Treatment is not a cure, and bipolar is something that those afflicted work exceedingly hard to try and manage every single day.
Just A:
Thanks for writing. But I fear you may have misunderstood me. Nowhere did I mention medications or say or even suggest that medications are the only way to treat bipolar disorder or depression. I’ve written extensively about the mixed record, shaky evidentiary database, and oft-misguided use of antidepressants and antipsychotics, and about the side-effects you mention.
So I hope that when I said “untreated” it did not seem that I meant “unmedicated.” I meant ‘untreated’ as in not acknowledged or addressed. There are many ways to address and manage depression or bipolar.
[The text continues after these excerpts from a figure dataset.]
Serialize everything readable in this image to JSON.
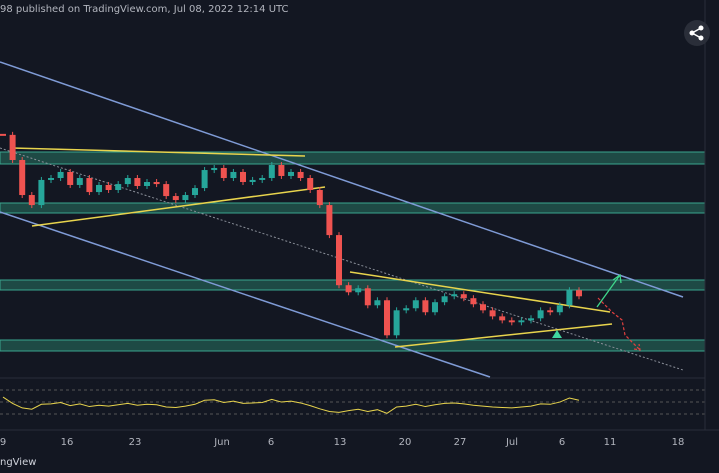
{
  "header": {
    "published": "98 published on TradingView.com, Jul 08, 2022 12:14 UTC"
  },
  "logo": "ngView",
  "chart_data": {
    "type": "candlestick",
    "ylim": [
      630,
      3580
    ],
    "up_color": "#26a69a",
    "down_color": "#ef5350",
    "closes": [
      2533,
      2338,
      2066,
      1988,
      2183,
      2198,
      2245,
      2144,
      2198,
      2089,
      2144,
      2105,
      2151,
      2198,
      2136,
      2167,
      2151,
      2058,
      2027,
      2066,
      2120,
      2260,
      2276,
      2198,
      2245,
      2167,
      2183,
      2198,
      2299,
      2214,
      2245,
      2198,
      2105,
      1988,
      1755,
      1366,
      1311,
      1342,
      1210,
      1249,
      977,
      1171,
      1187,
      1249,
      1156,
      1234,
      1280,
      1296,
      1265,
      1218,
      1171,
      1124,
      1093,
      1078,
      1093,
      1109,
      1171,
      1156,
      1210,
      1327,
      1280
    ],
    "oscillator": [
      62,
      48,
      38,
      35,
      46,
      47,
      50,
      43,
      47,
      41,
      44,
      42,
      45,
      48,
      44,
      46,
      45,
      40,
      39,
      42,
      46,
      55,
      56,
      50,
      53,
      48,
      49,
      50,
      57,
      51,
      53,
      49,
      43,
      36,
      30,
      28,
      32,
      35,
      30,
      34,
      26,
      40,
      42,
      46,
      41,
      45,
      48,
      49,
      47,
      44,
      42,
      40,
      39,
      38,
      40,
      42,
      47,
      46,
      51,
      60,
      55
    ],
    "x_labels": [
      "9",
      "16",
      "23",
      "Jun",
      "6",
      "13",
      "20",
      "27",
      "Jul",
      "6",
      "11",
      "18"
    ]
  }
}
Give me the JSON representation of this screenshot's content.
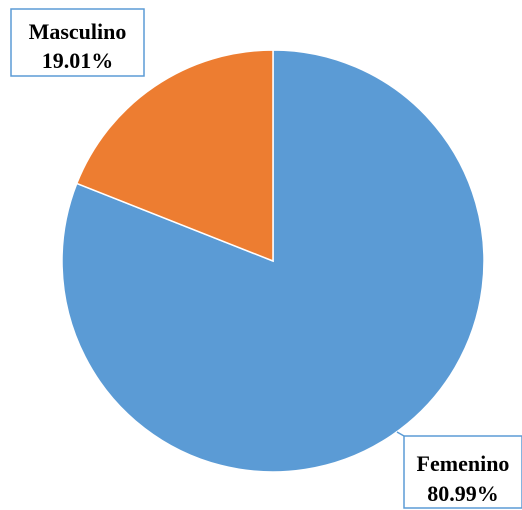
{
  "chart_data": {
    "type": "pie",
    "title": "",
    "start_angle_deg": 0,
    "direction": "counterclockwise",
    "slices": [
      {
        "label": "Femenino",
        "value": 80.99,
        "value_label": "80.99%",
        "color": "#5B9BD5"
      },
      {
        "label": "Masculino",
        "value": 19.01,
        "value_label": "19.01%",
        "color": "#ED7D31"
      }
    ],
    "legend": "none",
    "data_labels": "callouts"
  }
}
Well said. I particularly relate to I ‘wonder where self ends and medication and/or madness begins’ which is why I believe so many bipolar sufferers stop their medications when they start feeling better and or crave the highs. I certainly miss the highs and sometimes feel as if I’m merely existing rather than living………. Not sure which is the lesser of the two evils….. bipolar is not for sissies., however one can learn to live with it and learn to “embrace” it.
Ann
As a trauma therapist, I’ve worked with many performers and artists who are afraid that by healing their emotional wounds, they will lose their creativity. In fact it is usually the opposite. Emotional trauma perpetuates a kind of fragility and ungroundedness that is the antithesis of where you really need to go in order to be fully creative. When trauma is healed, it is your strength, resilience, groundedness–and most importantly, the trust in yourself that you gain from learning to take good care of yourself–that paradoxically allows you to push further into your experience. Suffering usually makes us deeper and what we learn from it never goes away. But recovering from it gives us the option to CHOOSE to go there. And, once healed, if we decide to go there in the name of art, we have the confidence to crack it wide open without destroying ourselves.
I am a writer who was diagnosed with bipolar disorder about 25 years ago. I have been on three different medications for it – lithium, valproic acid and lamotrigine, in that order. In my own experience, medication can be blessedly stabilizing, but when it is calming to the point of being sedating, from a poor match with the individual or from too high dosing, it can in fact inhibit creativity. I went off of medication for a year to two in my early 30s but I don’t believe I ever will again. The stabilizing effect is far more important for me and my family than my writing impulse and output.
I have experienced a disorganizing degree of mania that does not allow for formation or completion of meaningful work, but I cannot deny the enhancement of creativity that’s possible within the milder ecstatic thoughts and feelings of an elevated mood and even a mild state of melancholy. It is convenient for psychiatrists and others to believe otherwise.
I can testify to the great benefits of medication from my own experience – and grow impatient with people who have no experience with it saying it should be avoided at all costs – but I advocate a sensitivity to the trade-off it can be for artists, even if at times only a small one. Diminished creativity or desire to pursue art which was once central to one’s life can be a source of despair in itself. Psychiatrists might improve medication compliance from their patients with bipolar disorder if they avoid overmedication and consider along with the patient their medication options.
Thankfully I have found lamotrigine to have an antidepressant effect and to be less inhibiting and sedating than valproic acid, but of course there is enough variation in the sources and manifestations of mood disorders that this will not necessarily be the case for others.